Originally Posted by kml
I dated within a few months of my ex leaving.

I am curious if any of these turned into a long term meaningful relationship? If yes, why and how did it eventually end?

On the discussion about statistics, I want to ask a simple question. If you walk into a grocery and notice a carton of milk that is past it's expiry date, would you purchase it or try to find another one that has not expired yet? If you notice the milk is expired after you bring the carton home, then you may choose to still use it since it is very likely the milk is still good and you have invested time, money and effort in bringing it home. You will however scrutinize the milk a little more than you would otherwise. Why? Because statistically the odds of the milk being bad are higher once it is past the expiry date. The risk is higher not just in having to throw the milk but also falling sick by consuming milk you think is good but is not in reality.

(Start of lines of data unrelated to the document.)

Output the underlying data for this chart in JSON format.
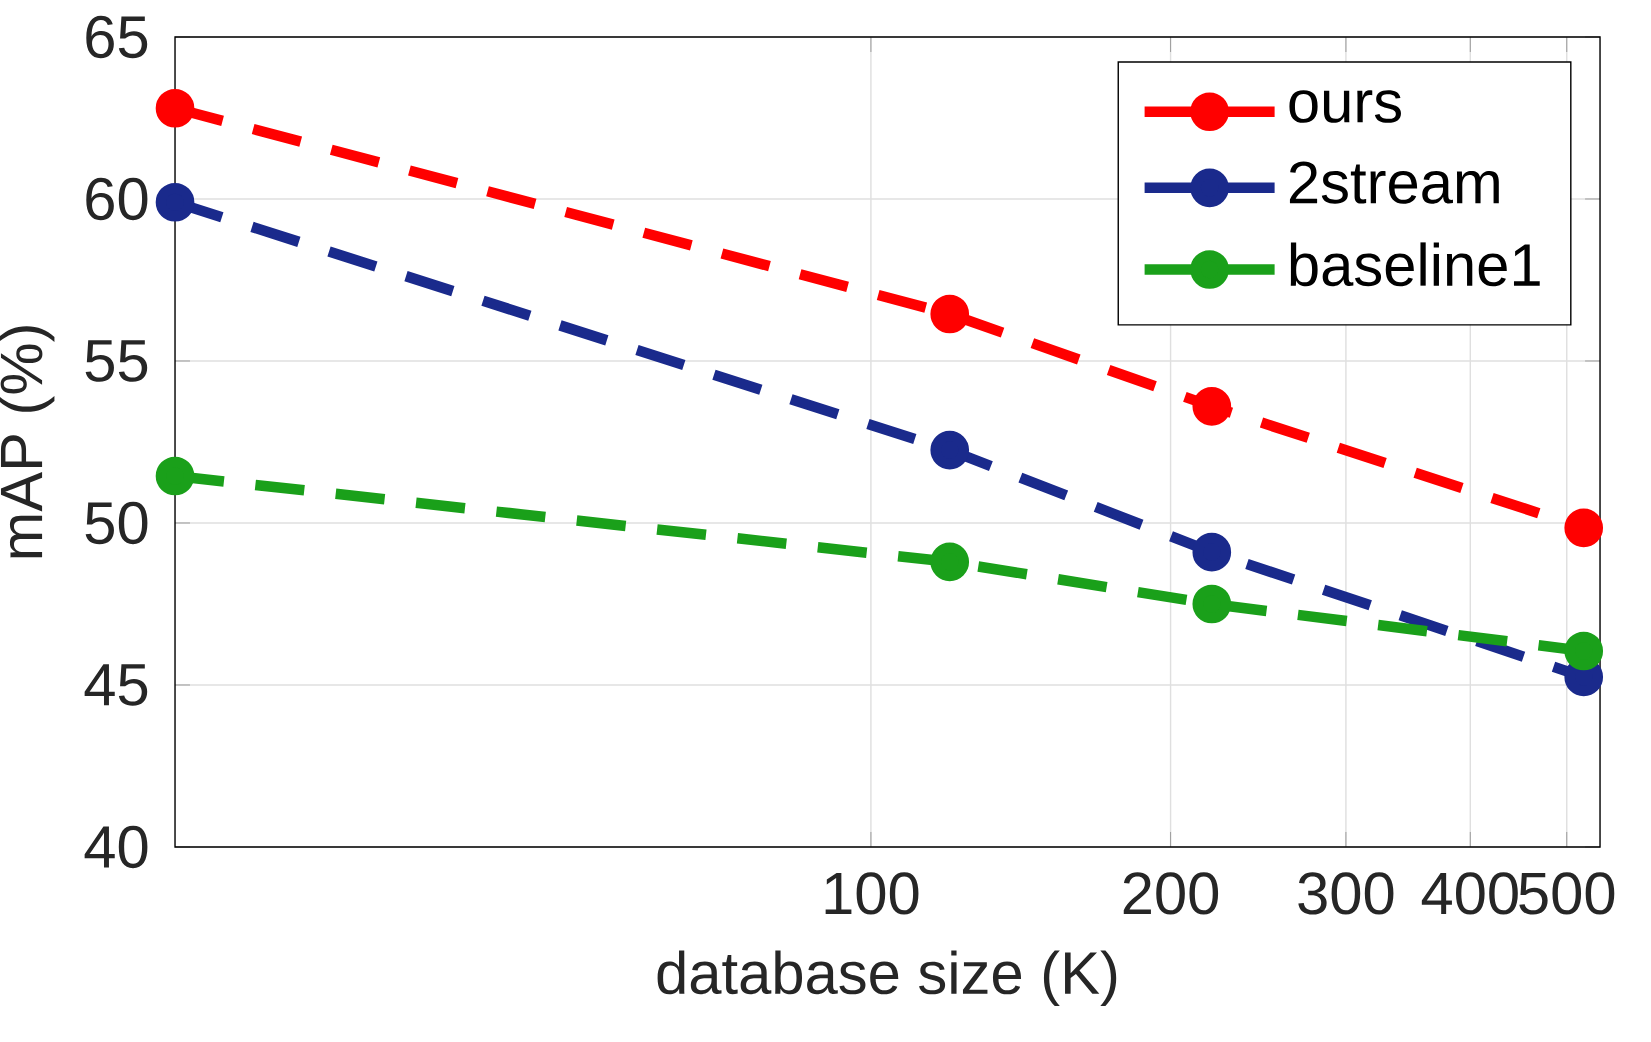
{
  "chart_data": {
    "type": "line",
    "xlabel": "database size (K)",
    "ylabel": "mAP (%)",
    "x": [
      20,
      120,
      220,
      520
    ],
    "series": [
      {
        "name": "ours",
        "color": "#ff0000",
        "values": [
          62.8,
          56.45,
          53.6,
          49.85
        ]
      },
      {
        "name": "2stream",
        "color": "#1a2a8c",
        "values": [
          59.9,
          52.25,
          49.1,
          45.25
        ]
      },
      {
        "name": "baseline1",
        "color": "#1aa01a",
        "values": [
          51.45,
          48.8,
          47.5,
          46.05
        ]
      }
    ],
    "xlim": [
      20,
      540
    ],
    "xticks": [
      100,
      200,
      300,
      400,
      500
    ],
    "ylim": [
      40,
      65
    ],
    "yticks": [
      40,
      45,
      50,
      55,
      60,
      65
    ],
    "log": "x",
    "grid": true,
    "legend": "top right",
    "marker": "circle",
    "line_style": "dashed"
  }
}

How does this apply to G's situation here? Being separated and not divorced is a huge red flag based on G's relationship goals for a long term stable partner. Even if the guy is over his ex, he may only be dating G on the rebound and not ready for an LTR. The earlier she notices these red flags and acts on them, the better her odds of making a good choice are. The more dates she goes on with this guy, the more things she will likely need to overlook because she has already invested in the relationship.

This is one reason why statistics are important in decision making. Yes, you can always beat the odds but odds are you won't beat them as often as you think.